Dermal fillers are considered Class III medical devices by the US Food and Drug Administration (FDA).1 Reports of adverse events (AEs) for medical devices are made public by the FDA to allow for transparent postmarketing surveillance.2The AE trends extracted from these historical data may help distinguish between expected learning curves of new dermal fillers versus unsafe products that may require FDA intervention. Considering that aesthetic treatments are not medically necessary, a low risk profile is paramount and determining what constitutes normal learning curves is important for impartial assessment of AEs as new fillers come on the market. The concept of a 3-year learning curve can be an important tool for safety monitoring going forward, creating a bar for quality that could trigger increased surveillance if a product fails to meet an expected arc of diminished AEs over time. This study serves to evaluate historical AE data and to establish learning curves for FDA-approved dermal fillers.
We searched the OpenFDA Device Adverse Event Report Browser (http://openfda.shinyapps.io/devicereports/) for reported AEs within the FDA product code LMH (Implant, Dermal, For Aesthetic Use) that were received from January 1, 1983, to December 31, 2017. For each reported AE, information related to the date of the reported event and the device brand name were recorded. Devices implicated in each AE were classified based on primary composition according to the following 5 categories: collagen, hyaluronic acid (HA), hydroxylapatite, poly-L-lactic acid (PLLA), and polymethyl methacrylate (PMMA). Inaccurate entries of reported AEs or those intended for nonaesthetic use were excluded from the study. A total of 8530 AEs were included in the study. To normalize the data, we obtained annual reports for the number of procedures performed by filler type from the American Society of Plastic Surgeons (ASPS) cosmetic procedure trends. 3 We calculated the annual AE rates for each approved filler by dividing the number of AEs by the number of procedures performed that year.
The trends of different filler types depicting the number of procedures performed over time are shown in Figure 1. Data from the ASPS dated back to 2005; therefore, the number of procedures performed prior to that were extrapolated with knowledge of products’ approval dates and market share, indicated by a dotted line.
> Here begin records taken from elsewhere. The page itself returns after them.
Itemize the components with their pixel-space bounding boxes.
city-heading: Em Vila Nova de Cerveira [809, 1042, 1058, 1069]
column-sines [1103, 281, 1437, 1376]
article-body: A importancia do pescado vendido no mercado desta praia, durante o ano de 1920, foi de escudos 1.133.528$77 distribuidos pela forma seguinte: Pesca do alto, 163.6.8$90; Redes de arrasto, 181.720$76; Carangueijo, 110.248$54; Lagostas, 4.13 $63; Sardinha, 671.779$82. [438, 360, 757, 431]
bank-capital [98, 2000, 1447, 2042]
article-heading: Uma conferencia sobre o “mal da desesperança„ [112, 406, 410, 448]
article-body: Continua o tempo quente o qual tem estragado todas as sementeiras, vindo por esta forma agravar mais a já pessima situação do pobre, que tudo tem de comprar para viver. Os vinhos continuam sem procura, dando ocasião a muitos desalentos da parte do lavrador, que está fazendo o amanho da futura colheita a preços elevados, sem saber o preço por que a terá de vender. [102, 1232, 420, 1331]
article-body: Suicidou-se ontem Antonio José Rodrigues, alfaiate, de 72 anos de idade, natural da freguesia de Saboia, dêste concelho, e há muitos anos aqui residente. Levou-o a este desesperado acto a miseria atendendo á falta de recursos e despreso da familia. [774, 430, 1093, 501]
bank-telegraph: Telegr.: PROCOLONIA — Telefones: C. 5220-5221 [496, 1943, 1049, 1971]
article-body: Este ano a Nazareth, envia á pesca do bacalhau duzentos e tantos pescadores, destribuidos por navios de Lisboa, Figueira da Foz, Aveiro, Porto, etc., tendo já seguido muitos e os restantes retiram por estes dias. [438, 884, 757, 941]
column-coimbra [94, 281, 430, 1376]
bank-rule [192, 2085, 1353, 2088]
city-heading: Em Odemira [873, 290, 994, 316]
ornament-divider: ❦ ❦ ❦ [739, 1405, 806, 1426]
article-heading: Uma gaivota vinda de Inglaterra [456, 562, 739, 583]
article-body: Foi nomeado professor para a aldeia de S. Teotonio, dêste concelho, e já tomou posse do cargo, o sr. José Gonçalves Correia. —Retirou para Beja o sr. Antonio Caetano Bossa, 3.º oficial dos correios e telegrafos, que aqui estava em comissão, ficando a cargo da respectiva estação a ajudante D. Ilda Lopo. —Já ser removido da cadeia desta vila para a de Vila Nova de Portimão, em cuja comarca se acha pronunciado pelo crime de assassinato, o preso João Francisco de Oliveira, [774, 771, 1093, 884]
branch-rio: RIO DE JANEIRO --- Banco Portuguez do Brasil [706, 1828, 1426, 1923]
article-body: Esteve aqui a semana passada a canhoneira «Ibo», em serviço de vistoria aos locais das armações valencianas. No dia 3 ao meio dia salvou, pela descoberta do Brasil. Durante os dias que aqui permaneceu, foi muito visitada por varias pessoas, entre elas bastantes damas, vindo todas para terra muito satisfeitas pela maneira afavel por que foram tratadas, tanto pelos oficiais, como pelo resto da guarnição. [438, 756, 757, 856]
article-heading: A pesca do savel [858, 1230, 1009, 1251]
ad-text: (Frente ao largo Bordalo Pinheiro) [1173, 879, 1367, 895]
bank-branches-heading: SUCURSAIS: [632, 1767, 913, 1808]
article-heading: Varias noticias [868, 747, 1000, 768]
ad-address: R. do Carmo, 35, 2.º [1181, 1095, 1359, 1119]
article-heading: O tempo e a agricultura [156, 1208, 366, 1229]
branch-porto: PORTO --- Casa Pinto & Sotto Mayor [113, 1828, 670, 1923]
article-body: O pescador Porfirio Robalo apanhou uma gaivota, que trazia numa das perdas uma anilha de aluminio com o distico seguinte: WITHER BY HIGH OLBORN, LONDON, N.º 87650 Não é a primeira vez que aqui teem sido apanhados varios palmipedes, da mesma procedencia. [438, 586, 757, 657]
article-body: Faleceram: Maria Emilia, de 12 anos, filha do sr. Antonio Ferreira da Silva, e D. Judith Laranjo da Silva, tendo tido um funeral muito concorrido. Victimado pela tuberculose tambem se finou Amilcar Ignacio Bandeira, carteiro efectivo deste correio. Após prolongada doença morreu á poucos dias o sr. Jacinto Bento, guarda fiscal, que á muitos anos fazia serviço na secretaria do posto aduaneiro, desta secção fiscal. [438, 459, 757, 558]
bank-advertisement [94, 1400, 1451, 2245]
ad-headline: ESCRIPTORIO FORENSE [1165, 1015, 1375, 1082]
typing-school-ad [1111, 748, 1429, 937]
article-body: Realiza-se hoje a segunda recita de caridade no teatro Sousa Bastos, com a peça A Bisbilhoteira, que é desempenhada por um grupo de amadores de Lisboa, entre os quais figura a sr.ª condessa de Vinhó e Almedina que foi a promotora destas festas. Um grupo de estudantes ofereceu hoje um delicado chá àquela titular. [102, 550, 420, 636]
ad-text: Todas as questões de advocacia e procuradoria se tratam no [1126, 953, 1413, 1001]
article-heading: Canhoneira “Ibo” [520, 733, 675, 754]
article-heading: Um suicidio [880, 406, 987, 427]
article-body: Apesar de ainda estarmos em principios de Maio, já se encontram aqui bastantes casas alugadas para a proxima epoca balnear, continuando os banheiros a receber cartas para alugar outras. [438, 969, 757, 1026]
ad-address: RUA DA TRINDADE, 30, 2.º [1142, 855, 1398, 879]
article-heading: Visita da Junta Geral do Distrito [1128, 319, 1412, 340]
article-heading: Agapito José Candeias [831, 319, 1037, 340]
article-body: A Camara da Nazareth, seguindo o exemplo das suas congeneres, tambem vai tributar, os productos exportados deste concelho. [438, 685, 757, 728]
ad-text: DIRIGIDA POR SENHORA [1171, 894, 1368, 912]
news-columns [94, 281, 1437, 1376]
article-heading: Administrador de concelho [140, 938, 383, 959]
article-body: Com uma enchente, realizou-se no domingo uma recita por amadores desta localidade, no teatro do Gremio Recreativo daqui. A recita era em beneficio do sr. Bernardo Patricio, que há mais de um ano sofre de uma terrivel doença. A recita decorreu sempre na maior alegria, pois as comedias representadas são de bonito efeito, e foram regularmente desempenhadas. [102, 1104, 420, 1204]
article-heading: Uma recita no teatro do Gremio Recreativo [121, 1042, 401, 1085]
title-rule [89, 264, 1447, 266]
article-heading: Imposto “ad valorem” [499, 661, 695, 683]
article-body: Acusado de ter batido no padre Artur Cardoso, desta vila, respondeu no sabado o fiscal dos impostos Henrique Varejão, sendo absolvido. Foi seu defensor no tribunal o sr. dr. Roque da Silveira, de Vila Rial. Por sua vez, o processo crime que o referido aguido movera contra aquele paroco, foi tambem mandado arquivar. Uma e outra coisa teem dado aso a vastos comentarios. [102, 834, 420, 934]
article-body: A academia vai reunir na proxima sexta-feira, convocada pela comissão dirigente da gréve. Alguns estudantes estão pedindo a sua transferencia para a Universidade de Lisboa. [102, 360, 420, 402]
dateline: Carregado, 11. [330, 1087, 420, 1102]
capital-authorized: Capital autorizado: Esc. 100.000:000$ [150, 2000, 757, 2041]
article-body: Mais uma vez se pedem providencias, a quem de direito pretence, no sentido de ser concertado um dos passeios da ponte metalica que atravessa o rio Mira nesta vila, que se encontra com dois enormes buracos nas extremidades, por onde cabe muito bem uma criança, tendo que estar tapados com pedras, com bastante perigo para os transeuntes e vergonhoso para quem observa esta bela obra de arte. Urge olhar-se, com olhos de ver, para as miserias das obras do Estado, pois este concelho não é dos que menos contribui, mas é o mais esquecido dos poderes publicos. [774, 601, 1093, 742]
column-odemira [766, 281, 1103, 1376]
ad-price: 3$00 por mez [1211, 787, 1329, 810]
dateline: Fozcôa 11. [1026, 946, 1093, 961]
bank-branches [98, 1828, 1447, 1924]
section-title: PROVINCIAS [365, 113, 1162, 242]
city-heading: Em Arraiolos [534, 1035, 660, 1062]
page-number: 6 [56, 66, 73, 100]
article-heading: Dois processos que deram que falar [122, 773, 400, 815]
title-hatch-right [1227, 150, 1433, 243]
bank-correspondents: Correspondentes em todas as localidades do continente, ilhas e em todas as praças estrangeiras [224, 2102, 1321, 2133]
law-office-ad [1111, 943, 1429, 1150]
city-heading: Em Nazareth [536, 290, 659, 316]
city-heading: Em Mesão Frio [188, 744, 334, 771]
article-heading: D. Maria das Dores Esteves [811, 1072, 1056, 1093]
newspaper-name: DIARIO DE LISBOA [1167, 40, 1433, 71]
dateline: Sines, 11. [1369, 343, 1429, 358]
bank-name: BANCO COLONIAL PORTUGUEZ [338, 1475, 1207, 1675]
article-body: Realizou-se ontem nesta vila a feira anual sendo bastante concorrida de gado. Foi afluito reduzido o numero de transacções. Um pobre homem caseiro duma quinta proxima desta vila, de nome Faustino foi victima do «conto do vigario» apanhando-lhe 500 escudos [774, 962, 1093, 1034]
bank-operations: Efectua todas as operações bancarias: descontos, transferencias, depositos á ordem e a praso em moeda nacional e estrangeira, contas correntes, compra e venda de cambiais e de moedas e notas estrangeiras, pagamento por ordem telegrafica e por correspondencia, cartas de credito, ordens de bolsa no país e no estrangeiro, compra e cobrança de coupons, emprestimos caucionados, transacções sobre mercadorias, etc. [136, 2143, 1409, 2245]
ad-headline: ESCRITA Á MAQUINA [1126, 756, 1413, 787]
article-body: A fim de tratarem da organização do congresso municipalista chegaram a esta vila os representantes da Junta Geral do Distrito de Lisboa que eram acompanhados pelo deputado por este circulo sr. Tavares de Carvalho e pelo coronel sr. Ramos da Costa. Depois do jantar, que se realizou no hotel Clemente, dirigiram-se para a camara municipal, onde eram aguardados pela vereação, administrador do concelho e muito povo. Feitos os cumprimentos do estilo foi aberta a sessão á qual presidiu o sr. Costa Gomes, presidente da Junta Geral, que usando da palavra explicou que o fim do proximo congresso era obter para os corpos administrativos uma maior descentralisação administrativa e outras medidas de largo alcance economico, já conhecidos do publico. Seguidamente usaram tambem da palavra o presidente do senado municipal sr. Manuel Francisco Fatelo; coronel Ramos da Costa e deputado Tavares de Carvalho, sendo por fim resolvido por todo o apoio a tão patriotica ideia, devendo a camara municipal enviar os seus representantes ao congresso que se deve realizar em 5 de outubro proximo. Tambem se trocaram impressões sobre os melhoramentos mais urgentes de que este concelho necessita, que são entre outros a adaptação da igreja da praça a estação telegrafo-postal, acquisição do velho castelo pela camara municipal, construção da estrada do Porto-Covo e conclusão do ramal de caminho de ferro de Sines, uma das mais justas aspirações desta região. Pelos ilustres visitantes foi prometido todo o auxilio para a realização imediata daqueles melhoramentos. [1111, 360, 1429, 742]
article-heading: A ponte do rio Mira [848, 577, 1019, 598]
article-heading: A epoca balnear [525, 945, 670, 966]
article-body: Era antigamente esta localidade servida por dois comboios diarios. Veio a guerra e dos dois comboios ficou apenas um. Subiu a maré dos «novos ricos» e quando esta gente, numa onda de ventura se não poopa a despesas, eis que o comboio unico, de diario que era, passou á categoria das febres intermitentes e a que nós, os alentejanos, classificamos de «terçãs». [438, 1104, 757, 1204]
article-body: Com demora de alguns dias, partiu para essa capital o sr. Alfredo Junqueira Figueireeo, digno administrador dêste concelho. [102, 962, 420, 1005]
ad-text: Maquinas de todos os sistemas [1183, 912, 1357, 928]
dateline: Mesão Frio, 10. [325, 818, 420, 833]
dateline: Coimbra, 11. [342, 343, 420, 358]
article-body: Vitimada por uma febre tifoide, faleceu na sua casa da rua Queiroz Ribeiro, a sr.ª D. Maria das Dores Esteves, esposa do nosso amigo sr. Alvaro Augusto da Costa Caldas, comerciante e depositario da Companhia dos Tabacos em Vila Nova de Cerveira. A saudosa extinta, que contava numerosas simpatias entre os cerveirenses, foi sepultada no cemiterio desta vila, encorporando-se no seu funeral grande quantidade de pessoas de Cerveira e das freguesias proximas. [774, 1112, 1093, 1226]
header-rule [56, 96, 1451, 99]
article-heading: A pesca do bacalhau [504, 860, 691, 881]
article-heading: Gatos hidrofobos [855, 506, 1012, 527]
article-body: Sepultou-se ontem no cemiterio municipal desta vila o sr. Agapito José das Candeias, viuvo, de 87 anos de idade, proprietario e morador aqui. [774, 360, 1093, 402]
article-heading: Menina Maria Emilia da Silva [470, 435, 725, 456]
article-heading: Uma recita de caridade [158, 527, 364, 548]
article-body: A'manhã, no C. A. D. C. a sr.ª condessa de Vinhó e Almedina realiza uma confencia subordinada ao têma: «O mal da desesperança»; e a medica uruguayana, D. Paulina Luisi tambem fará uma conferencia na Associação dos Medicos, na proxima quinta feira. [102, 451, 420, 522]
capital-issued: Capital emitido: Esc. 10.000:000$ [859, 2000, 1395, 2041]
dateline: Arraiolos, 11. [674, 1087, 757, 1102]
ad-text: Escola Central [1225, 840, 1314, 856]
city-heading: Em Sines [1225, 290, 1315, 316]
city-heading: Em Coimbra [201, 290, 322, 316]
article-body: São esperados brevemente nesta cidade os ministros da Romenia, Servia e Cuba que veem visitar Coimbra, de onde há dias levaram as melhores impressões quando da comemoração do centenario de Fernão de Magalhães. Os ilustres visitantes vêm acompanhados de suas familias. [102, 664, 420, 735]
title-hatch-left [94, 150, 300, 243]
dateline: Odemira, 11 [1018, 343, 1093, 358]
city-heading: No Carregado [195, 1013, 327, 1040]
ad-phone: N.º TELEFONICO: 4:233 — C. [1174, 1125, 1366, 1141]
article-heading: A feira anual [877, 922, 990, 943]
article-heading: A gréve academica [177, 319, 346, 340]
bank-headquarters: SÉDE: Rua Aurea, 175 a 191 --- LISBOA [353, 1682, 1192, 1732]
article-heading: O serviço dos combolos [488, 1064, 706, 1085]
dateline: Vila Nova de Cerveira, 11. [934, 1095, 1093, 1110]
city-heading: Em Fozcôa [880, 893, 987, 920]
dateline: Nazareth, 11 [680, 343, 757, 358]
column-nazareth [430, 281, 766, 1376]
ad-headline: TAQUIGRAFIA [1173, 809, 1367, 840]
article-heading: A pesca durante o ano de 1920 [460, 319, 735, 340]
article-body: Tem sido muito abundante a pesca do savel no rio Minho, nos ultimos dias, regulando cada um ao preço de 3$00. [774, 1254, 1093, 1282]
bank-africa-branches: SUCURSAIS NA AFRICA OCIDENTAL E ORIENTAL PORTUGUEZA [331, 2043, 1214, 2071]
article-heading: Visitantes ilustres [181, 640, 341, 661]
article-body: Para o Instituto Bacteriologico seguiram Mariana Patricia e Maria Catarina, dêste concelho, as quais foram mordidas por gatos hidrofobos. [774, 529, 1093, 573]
To determine AE rates for each year, we divided the number of AEs by the number of reported procedures for each filler type. The AE rates are displayed graphically in Figures 2 and 3 with superimposed FDA approval dates for each filler.4
Two major peaks in reported AE rates for all fillers were noted in the late 1990s and late 2000s, mostly associated with collagen and PLLA fillers, respectively (Figure 2). Overall, there has been a low rate of AEs associated with HA fillers since their initial approval in the early 2000s.
Individual filler AE rates also were analyzed. Hyaluronic acid fillers were associated with an extremely low rate of AEs, ranging from 1 to 4 AEs per 10,000 procedures (Figure 3A). This low AE rate profile underscores the safety of HA fillers, which has spurred their popularity. Adverseevent rates for collagen fillers spiked in the mid- to late 1990s and resolved over the course of the next 3 years (Figure 3B). Hydroxylapatite fillers had a rather uniform AE rate with an early indication of a drop-off after 2015 (Figure 3C). Poly-L-lactic acid fillers showed the steepest learning curve, with a peak of 1 AE per 100 procedures after they were approved in 2008 (Figure 3D); however, there is a comparable 3-year resolution of AE rates. Adverse events for PMMA fillers did not show specific resolution, meaning that they did not follow the 3-year arc that was seen for the other dermal fillers reported in the data set (Figure 3E).